Music by Phill Niblock
Hurdy Hurry (1999, 15 min) Jim O'Rourke, hurdy gurdy samples
Harm, for cello (22 min, 2003) Arne Deforce, cello, recorded samples
Lucid Sea (20 min, 2003) Lucia Mense, recorders, recorded samples
Sethwork (2003, 21:48) Seth Josel, acoustic guitars played with E-bow, recorded samples
Images by Phill Niblock
The "Movement of People Working" series, Film/Video - Peru, Mexico, Hong Kong, Hungary, China, Japan
Bio:
Phill Niblock makes thick, loud drones of music, filled with microtones of instrumental timbres which generate many other tones in the performance space. Simultaneously, he presents films / videos which look at the movement of people working, or computer driven black and white abstract images floating through time.
Excerpts from reviews:
"Phill Niblock's music and films are concerned with detail and simplicity . . . dense, imposing sound mass . . . . Sum and difference tones pile up until they sound like an orchestra of voices . . . one listens first to one level of detail, then to another, only gradually learning to hear everything at once." Robert Palmer, New York Times
"[Music] consisting of sustained, closely juxtaposed notes knitted together in slowly but sometimes suddenly shifting texture . . . tense, tight beats, lazily cyclic curves and floating colorational shifts induced by clashing overtone patterns." John Rockwell, New York Times
"Waves of sound roll over the audience . . . the piece began to swell in emotional intensity, but it was not overtly dramatic; the intensity of this piece was in its didactic nature . . . . As if putting your ear to a seashell, you listen and hear the roar of the familiar." Charles McCurdy, Philadelphia Inquirer
"One can say that he works with loud sustained tones, that he piles them together in multi-track versions, that the tones are produced originally on conventional wind and stringed instruments, that they are purposely out of tune, and that the resulting frequencies beat wildly against one another . . . rhythmically active these sustained pieces are, due to the many beats or pulsations which come about as the 'out-of-tune' notes jar against one another." Tom Johnson, Village Voice
"The music has a steady kinetic push that makes you feel like you're riding on some slow vehicle taking you directly into the details of the picture." Wendy Perron, New York Native
Phill Niblock is an intermedia artist using music, film, photography, video and computers. He was born in Indiana in 1933. Since the mid-60's he has been making music and intermedia performances at: The Museum of Modern Art; The Wadsworth Atheneum; the Kitchen; the Paris Autumn Festival; Palais des Beaux Arts, Brussels; Institute of Contemporary Art, London; Akademie der Kunste, Berlin; Carpenter Center for the Visual Arts at Harvard; World Music Institute at Merkin Hall; and on radio in the U.S., West Germany, France, Holland, Switzerland, Austria and Belgium. He has had grants from the Guggenheim Foundation, the New York State Council on the Arts, the National Endowment for the Arts, the Creative Artists Public Service Program, the City University of New York Research Foundation and the Foundation for the Contemporary Performance Arts. He is Director of the Experimental Intermedia Foundation in New York. He has been director since 1985; an artist/member since 1968. He is the producer of Music and Intermedia presentations at EIF since 1973 (about 1000 performances).

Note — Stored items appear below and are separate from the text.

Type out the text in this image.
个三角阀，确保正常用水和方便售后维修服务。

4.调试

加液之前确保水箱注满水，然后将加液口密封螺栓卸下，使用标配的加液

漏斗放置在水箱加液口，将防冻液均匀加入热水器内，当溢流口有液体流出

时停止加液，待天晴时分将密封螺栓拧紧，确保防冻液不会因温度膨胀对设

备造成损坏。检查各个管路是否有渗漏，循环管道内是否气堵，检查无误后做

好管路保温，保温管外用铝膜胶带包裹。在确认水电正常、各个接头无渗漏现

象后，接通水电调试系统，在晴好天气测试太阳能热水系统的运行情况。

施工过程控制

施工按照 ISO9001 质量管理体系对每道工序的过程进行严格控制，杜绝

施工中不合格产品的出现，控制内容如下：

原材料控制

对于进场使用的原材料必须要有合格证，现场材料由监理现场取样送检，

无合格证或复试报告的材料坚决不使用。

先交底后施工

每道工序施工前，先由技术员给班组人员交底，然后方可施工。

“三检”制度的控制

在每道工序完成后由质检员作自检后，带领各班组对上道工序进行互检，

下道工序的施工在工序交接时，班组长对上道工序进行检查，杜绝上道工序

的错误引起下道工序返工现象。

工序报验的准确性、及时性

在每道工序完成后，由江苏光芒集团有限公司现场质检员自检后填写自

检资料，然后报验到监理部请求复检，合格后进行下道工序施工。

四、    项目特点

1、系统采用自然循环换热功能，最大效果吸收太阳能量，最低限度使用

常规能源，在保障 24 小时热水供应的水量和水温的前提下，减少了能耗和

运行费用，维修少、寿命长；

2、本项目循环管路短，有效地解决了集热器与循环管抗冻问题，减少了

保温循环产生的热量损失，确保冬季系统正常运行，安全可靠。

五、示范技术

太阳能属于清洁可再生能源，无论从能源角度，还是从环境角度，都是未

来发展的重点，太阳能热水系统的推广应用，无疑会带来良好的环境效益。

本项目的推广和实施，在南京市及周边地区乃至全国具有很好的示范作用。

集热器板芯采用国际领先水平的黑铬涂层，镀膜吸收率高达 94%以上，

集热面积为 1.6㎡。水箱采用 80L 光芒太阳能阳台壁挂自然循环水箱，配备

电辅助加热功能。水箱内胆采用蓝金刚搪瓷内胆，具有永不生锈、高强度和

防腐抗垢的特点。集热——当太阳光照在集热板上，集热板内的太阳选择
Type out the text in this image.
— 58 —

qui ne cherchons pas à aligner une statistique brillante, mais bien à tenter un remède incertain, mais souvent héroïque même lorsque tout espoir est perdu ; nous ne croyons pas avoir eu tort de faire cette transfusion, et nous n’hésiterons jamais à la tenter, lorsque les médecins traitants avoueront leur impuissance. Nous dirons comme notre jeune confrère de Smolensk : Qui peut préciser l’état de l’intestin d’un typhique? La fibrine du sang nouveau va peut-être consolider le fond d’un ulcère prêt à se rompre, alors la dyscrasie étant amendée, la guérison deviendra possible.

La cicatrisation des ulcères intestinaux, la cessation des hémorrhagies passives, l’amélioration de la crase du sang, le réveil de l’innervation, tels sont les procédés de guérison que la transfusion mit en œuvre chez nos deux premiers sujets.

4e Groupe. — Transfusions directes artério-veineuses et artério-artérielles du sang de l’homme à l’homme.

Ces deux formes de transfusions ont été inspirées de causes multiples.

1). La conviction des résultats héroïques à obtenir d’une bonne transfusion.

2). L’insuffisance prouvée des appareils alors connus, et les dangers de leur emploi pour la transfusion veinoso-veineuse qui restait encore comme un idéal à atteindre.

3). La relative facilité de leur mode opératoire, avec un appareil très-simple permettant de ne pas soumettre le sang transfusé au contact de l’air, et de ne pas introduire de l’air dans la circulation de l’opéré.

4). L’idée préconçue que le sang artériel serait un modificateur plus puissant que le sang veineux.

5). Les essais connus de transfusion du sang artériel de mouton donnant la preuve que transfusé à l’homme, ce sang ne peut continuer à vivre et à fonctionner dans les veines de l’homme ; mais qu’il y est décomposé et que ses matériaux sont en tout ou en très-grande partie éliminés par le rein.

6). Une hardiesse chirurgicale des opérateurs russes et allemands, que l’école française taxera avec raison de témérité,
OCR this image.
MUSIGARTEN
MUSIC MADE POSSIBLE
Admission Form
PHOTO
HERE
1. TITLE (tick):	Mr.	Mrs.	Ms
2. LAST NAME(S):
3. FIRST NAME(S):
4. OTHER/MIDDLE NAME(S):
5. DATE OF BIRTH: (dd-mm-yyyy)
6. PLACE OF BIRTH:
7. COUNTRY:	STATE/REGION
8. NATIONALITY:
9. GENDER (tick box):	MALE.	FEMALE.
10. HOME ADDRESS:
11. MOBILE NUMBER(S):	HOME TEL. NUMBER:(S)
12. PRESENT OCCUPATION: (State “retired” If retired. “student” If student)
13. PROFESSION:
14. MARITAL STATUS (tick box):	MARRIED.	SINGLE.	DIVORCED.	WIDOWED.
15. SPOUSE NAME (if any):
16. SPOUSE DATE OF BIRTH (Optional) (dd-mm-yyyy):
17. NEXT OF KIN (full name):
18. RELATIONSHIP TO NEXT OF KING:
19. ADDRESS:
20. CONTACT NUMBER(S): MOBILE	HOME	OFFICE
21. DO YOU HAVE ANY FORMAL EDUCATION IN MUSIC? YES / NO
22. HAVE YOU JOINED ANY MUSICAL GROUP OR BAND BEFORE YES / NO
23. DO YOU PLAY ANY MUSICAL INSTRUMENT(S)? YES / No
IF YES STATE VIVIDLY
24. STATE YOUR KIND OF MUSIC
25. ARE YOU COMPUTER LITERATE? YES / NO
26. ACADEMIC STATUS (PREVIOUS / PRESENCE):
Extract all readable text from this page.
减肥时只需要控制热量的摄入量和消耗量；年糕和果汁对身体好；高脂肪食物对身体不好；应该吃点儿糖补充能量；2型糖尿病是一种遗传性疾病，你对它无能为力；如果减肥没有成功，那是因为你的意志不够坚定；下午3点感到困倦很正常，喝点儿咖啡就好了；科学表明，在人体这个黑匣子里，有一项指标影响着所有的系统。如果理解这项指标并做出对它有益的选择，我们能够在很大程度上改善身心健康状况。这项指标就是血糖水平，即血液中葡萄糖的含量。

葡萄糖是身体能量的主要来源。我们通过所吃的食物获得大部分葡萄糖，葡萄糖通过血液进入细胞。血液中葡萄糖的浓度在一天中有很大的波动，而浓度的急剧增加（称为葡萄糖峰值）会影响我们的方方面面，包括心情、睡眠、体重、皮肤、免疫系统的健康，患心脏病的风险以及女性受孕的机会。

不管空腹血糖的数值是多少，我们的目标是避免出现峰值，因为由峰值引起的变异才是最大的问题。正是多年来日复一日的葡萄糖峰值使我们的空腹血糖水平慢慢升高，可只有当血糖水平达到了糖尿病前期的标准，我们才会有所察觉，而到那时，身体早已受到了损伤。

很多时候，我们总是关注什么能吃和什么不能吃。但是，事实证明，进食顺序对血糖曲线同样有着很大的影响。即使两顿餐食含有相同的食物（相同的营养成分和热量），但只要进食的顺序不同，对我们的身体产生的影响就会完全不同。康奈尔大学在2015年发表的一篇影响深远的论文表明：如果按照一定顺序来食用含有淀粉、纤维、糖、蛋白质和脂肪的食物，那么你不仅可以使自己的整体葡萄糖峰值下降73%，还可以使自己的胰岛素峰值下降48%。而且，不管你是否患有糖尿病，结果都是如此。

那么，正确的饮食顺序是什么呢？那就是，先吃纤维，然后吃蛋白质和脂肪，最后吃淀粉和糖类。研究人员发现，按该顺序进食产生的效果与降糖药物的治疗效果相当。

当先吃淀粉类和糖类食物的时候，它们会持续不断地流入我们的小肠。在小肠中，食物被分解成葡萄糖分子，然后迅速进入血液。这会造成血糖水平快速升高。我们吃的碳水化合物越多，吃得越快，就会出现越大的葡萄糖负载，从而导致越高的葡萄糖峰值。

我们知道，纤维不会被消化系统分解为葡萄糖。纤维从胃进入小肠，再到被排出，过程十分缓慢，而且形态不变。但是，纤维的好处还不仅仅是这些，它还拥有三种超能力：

Recently, an Experimental Intermedia organization was formed in Gent, Belgium, to support the artist-in-residence house and installations there.
resonance constantly
At the end of Phill's first track when the audience was let back into silence, Reuben Lorch-Miller's fluorescent hum emerged loud and present. I smiled at the conversation between Reuben's background/foreground humming sounds and Phill's sounds, which even in their loudness can hide many secrets, and which can vanish even when fully enveloping you, the way water becomes just the "out there" when you are floating in it.
Close your eyes, turn your head, move around. When listening to Phill's music you are not sure if the plusing and overtones are in your ear, some faulty resonance in the fluid carrying sonic information to the little hair sensors there, or from some part of the roof or walls sent into a sympathetic vibration.
I thought of James Turrell's light spaces where the light goes right up to your retina and you are not sure if what you are seeing is actually there or is the by-product of some misfire in your visual circuitry. Phill's sounds envelop your body. You are bathed in a constancy of infinitely varying eddies and currents. You aren't quite sure how the sound is making contact with your body. In your bones, in your head, it is very physical.
The images resonate on a very different plane for me. Manual labor is physical, but Phill's images are distant, far away in time and space, from another world really. These images are of someone else's everyday actions, someone else's constancy.
On leaving Almost Something, as when you arrive, Oliva-jane Ransley is still waving. The video which I have seen multiple times now, made me think of how strange it is that our culture uses the same gesture for something as fundamentally different as a hello and a good-by. Our constancy, our everyday, surely seems very strange and different to some one far far away.